Learning about a building's history not only satisfies your curiosity, it can make you a smarter negotiator. So if you really want to go down the rabbit hole of information, you should know that for New Yorkers, the Automated City Register Information System provides all the publicly available property records on a building.
Conveniently the listing site, StreetEasy, digests a lot of this information and with just a few clicks you can find out about active listings, past sales, and past rentals, as well as details regarding when a unit was refinanced, or when the owner took out or satisfied a mortgage. Just go to the very bottom of any apartment listings page. What you want to look for are the asking and closing costs—those are the most valuable pieces of information.
You might also see units have been transferred or removed from sale; these are less helpful because no other details are explaining why this might have happened.
Taking a look at previous sales on StreetEasy can show you both the sales price of a unit as well as the asking price and therefore the percentage difference between these two numbers.
The three-bedroom unit #12A, in the example above, sold for $4,730,000 in May 2018. The unit was originally offered at $5,000,000 so it went for 5.4 percent below the asking price.
What is not detailed is any information on closing credits so in some cases a seller might have given a credit to a buyer that brings the cost of the unit down but keeps the recorded price higher. Details regarding closing credits are outlined in the sales contract but are not publicly recorded, making some experts believe they skew the prices in a building and if used extensively enough, the market.
Another detail you might see is a non-market recorded closing of $0. Unit #18A is an example in the screenshot above. This doesn't mean the unit is valued at nothing, but that the unit has been transferred either to a trust, a bank in the case of a foreclosure, or another family member.
Casey Roberts, communications manager with StreetEasy, says these kinds of transfers on a building are not necessarily a red flag.
"There are so many different reasons why someone would make a transfer, so it’s hard to make a generalization," she says. The transfer could be a gift to a family member, or for tax reasons. It could be a transfer to an LLC if the owner is planning to rent and reduce their liability, or it could be for privacy reasons in order to keep the owner's (possibly famous) name off the public records.
What's more useful, says Roberts, is "to see how quickly sales are happening so you can get a sense of how competitive the building is."
StreetEasy also provides information on past rentals in buildings.
Figures in bold type have been marked by the agent or company that represented the listing as rented, and the figure is recorded as such, while the grayed out ones were removed from the site but not formally marked as rented. Casey says, "It might be that it was rented and just not marked as such, or that the listing came off the market for another reason entirely." It could be the unit was sold or transferred, for example.

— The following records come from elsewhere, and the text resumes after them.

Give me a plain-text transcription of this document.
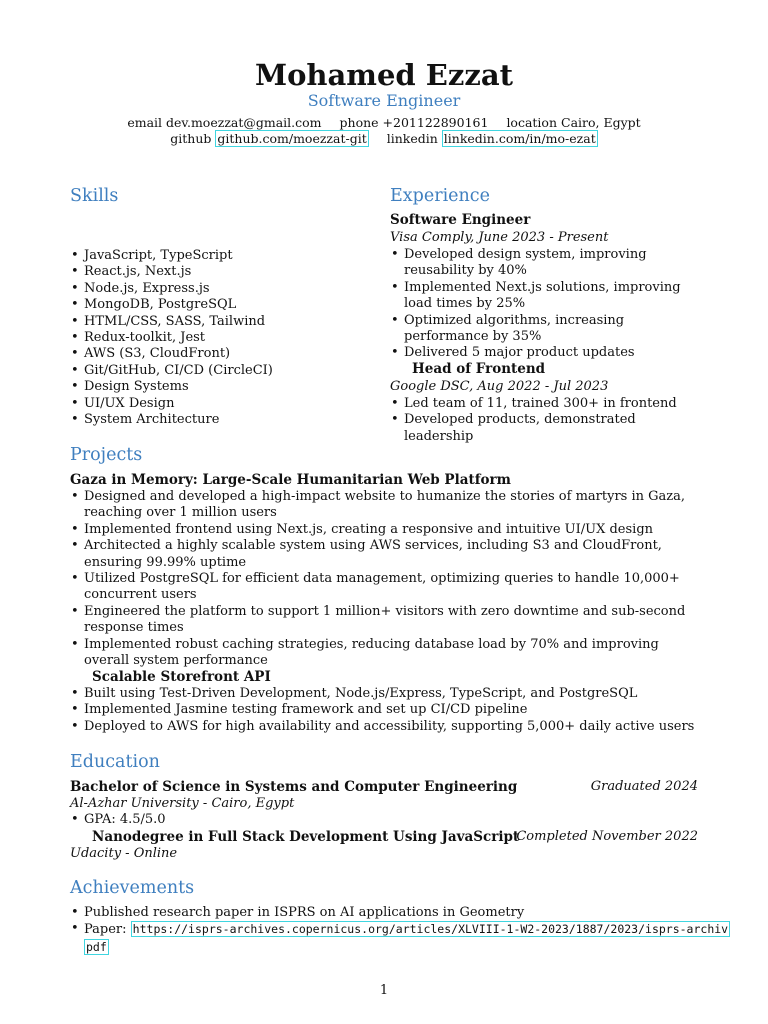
Mohamed Ezzat
Software Engineer
email dev.moezzat@gmail.com phone +201122890161 location Cairo, Egypt
github github.com/moezzat-git linkedin linkedin.com/in/mo-ezat
Skills
• JavaScript, TypeScript
• React.js, Next.js
• Node.js, Express.js
• MongoDB, PostgreSQL
• HTML/CSS, SASS, Tailwind
• Redux-toolkit, Jest
• AWS (S3, CloudFront)
• Git/GitHub, CI/CD (CircleCI)
• Design Systems
• UI/UX Design
• System Architecture
Experience
Software Engineer
Visa Comply, June 2023 - Present
• Developed design system, improving reusability by 40%
• Implemented Next.js solutions, improving load times by 25%
• Optimized algorithms, increasing performance by 35%
• Delivered 5 major product updates
Head of Frontend
Google DSC, Aug 2022 - Jul 2023
• Led team of 11, trained 300+ in frontend
• Developed products, demonstrated leadership
Projects
Gaza in Memory: Large-Scale Humanitarian Web Platform
• Designed and developed a high-impact website to humanize the stories of martyrs in Gaza, reaching over 1 million users
• Implemented frontend using Next.js, creating a responsive and intuitive UI/UX design
• Architected a highly scalable system using AWS services, including S3 and CloudFront, ensuring 99.99% uptime
• Utilized PostgreSQL for efficient data management, optimizing queries to handle 10,000+ concurrent users
• Engineered the platform to support 1 million+ visitors with zero downtime and sub-second response times
• Implemented robust caching strategies, reducing database load by 70% and improving overall system performance
Scalable Storefront API
• Built using Test-Driven Development, Node.js/Express, TypeScript, and PostgreSQL
• Implemented Jasmine testing framework and set up CI/CD pipeline
• Deployed to AWS for high availability and accessibility, supporting 5,000+ daily active users
Education
Bachelor of Science in Systems and Computer Engineering	Graduated 2024
Al-Azhar University - Cairo, Egypt
• GPA: 4.5/5.0
Nanodegree in Full Stack Development Using JavaScript
Completed November 2022
Udacity - Online
Achievements
• Published research paper in ISPRS on AI applications in Geometry
• Paper: https://isprs-archives.copernicus.org/articles/XLVIII-1-W2-2023/1887/2023/isprs-archiv
pdf
1
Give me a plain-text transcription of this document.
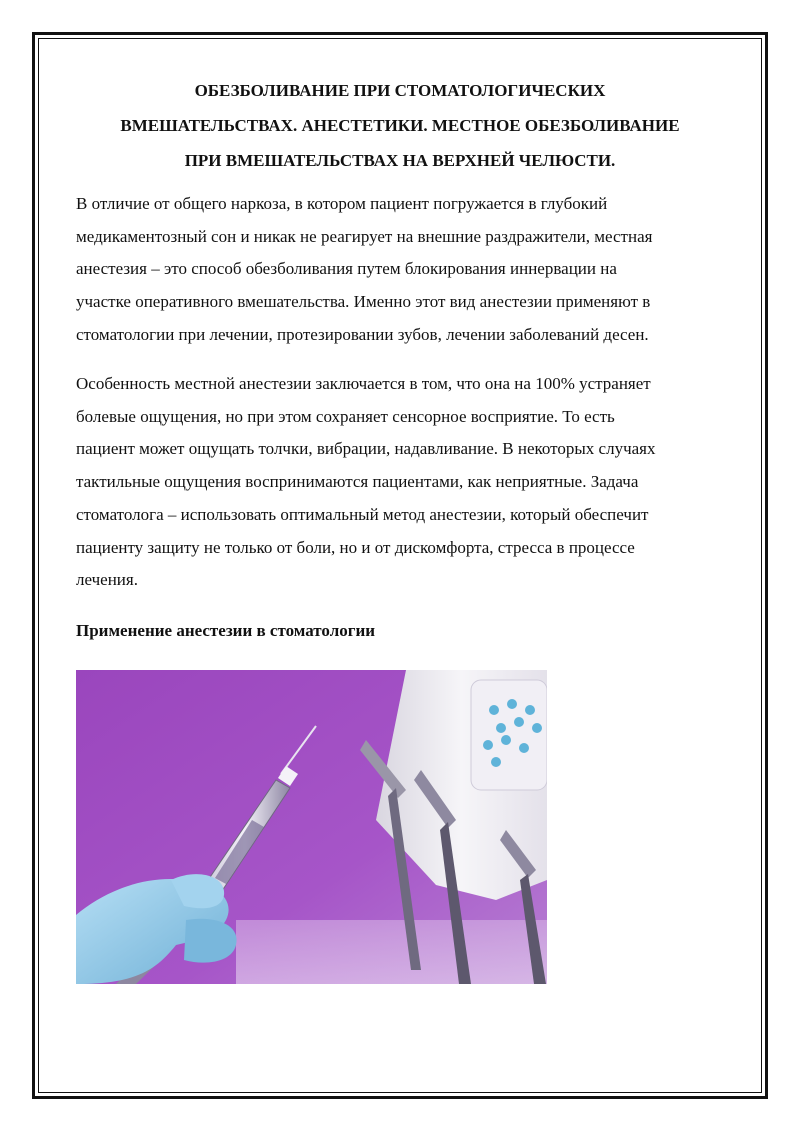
ОБЕЗБОЛИВАНИЕ ПРИ СТОМАТОЛОГИЧЕСКИХ
ВМЕШАТЕЛЬСТВАХ. АНЕСТЕТИКИ. МЕСТНОЕ ОБЕЗБОЛИВАНИЕ
ПРИ ВМЕШАТЕЛЬСТВАХ НА ВЕРХНЕЙ ЧЕЛЮСТИ.

В отличие от общего наркоза, в котором пациент погружается в глубокий
медикаментозный сон и никак не реагирует на внешние раздражители, местная
анестезия – это способ обезболивания путем блокирования иннервации на
участке оперативного вмешательства. Именно этот вид анестезии применяют в
стоматологии при лечении, протезировании зубов, лечении заболеваний десен.

Особенность местной анестезии заключается в том, что она на 100% устраняет
болевые ощущения, но при этом сохраняет сенсорное восприятие. То есть
пациент может ощущать толчки, вибрации, надавливание. В некоторых случаях
тактильные ощущения воспринимаются пациентами, как неприятные. Задача
стоматолога – использовать оптимальный метод анестезии, который обеспечит
пациенту защиту не только от боли, но и от дискомфорта, стресса в процессе
лечения.

Применение анестезии в стоматологии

Both ACRIS and StreetEasy provide information about who owns the building, the number of units it has, the number of stories, and when it was built. You can also find out the name of the developer and whether the building has tax abated units within it.
Under 'documents and permits' on StreetEasy's building facts, you can see whether an owner took out or satisfied a mortgage plus any other publicly available information like legal agreements or court documents. These details aren't necessarily relevant to a potential buyer says Roberts, but they do give transparency to the process.